Another significant development in wage growth pressures is the fact that lower-paid workers’ wages are now growing more rapidly than higher-paid workers. This is typical of what happens in late-stage economic cycles when demand for workers accelerates above available supply of workers. When this occurs, wage rates start to rise. Note the chart below, which shows the annual gains in wages for the lowest quartile of paid workers relative to all wage earners. While all wage earners’ pay increase has been a little lower than 4% over the last 12 months, the lowest wage quartile workers’ pay has increased by almost 5% over the same period. Over the last 20 years, it has been rare for the lowest quartile workers’ pay to increase by an annual rate of 5%. That is now starting to occur.
Those who share the view that our economy is somehow broken and has left the lower-paid workers behind do not like to quote this information, which is provided here by the Atlanta Federal Reserve.
Other Straws in the Wind
One of the benefits of working in the investment field is the ability to be associated with great people. I have known and associated with clients, associates and others in the investment business who, by and large, are much smarter than me.
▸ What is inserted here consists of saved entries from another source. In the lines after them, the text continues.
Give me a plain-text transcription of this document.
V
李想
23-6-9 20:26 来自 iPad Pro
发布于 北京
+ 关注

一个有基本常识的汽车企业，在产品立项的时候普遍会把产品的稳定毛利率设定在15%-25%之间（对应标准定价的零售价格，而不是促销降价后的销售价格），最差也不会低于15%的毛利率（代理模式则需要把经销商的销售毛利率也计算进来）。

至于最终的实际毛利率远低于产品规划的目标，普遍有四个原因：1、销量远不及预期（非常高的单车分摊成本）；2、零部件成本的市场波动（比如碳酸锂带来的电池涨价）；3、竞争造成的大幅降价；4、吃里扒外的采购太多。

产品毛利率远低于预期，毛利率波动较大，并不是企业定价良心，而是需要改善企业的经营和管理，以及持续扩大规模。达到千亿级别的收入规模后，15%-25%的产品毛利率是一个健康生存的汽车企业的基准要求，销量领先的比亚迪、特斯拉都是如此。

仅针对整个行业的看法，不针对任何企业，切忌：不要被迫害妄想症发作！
Richard Bernstein is one of those people.
In the past, Rich and I have shared a speaking stage and TV time. A few years ago, we were both interviewed by Barron’s to discuss bond market alternative ideas. I respect Rich’s acumen in this business and consider him to be one of the brightest minds in my business.
In the December 2019 edition of the Richard Bernstein Advisors newsletter, Rich highlighted a view that inflation will be a stronger variable over the next 10 years than it was over the last 10. He highlighted these facts:
- The world seems to be moving away from strong globalization trends. The rise we saw in globalization – where productive capacity has moved from high-cost, less efficient geographic areas to low-cost, efficient production – is coming to an end. Nationalism is on the rise in Europe, China and the United States. The major driver of low inflation seems to be slowly vanishing.
- Current monetary policy is pro-inflation. Since unemployment is now 3.5%, the Federal Reserve’s policy moves last year (reducing interest rates) occurred, not to spur the jobs market, but to add support to pricing.
- Government fiscal policies are inflationary. Deficits that run too far spur inflationary trends. Tariffs, by definition, are inflationary in their impact.
- The five-year trend in inflationary pressure is rising at the fastest pace in 30 years.
And, lastly, in concert with our wage growth theme:
- The current NFIB survey shows that U.S. small businesses are planning on raising wages the more rapidly than they have in the last 30 years.
What All This Means – Good and Bad
Rising wages are a good thing, right? By and large, yes, rising wages are a good thing. At least up to a point. Like most economic issues, there are few solutions and many tradeoffs. Along with stronger growth in take-home pay comes building pressure on corporate profit margins…unless prices rise to offset these increased cost pressures. Inflation means rising prices for goods and services.
Rising inflation normally isn’t a bad thing by itself. Some degree of pricing flexibility is good for business and helps cover a number of management inconsistencies. That being said, an upward shift in inflationary pressure is much less harmful to the economy if people expect the inflationary push to occur. When they don’t, the rise in inflation tends to be harmful.
Some people ask me what unexpected economic event or development may occur in 2020. We suggest an upward push in inflation may indeed be that unexpected development. Frankly, most believe inflation will do nothing but remain very low, and even decline, in 2020. If inflation rises, to challenge the 2 percent level, people will be surprised.
Remember, capital market asset pricing reflects consensus view. If that consensus is proven wrong, asset prices tend to react, at times, somewhat violently.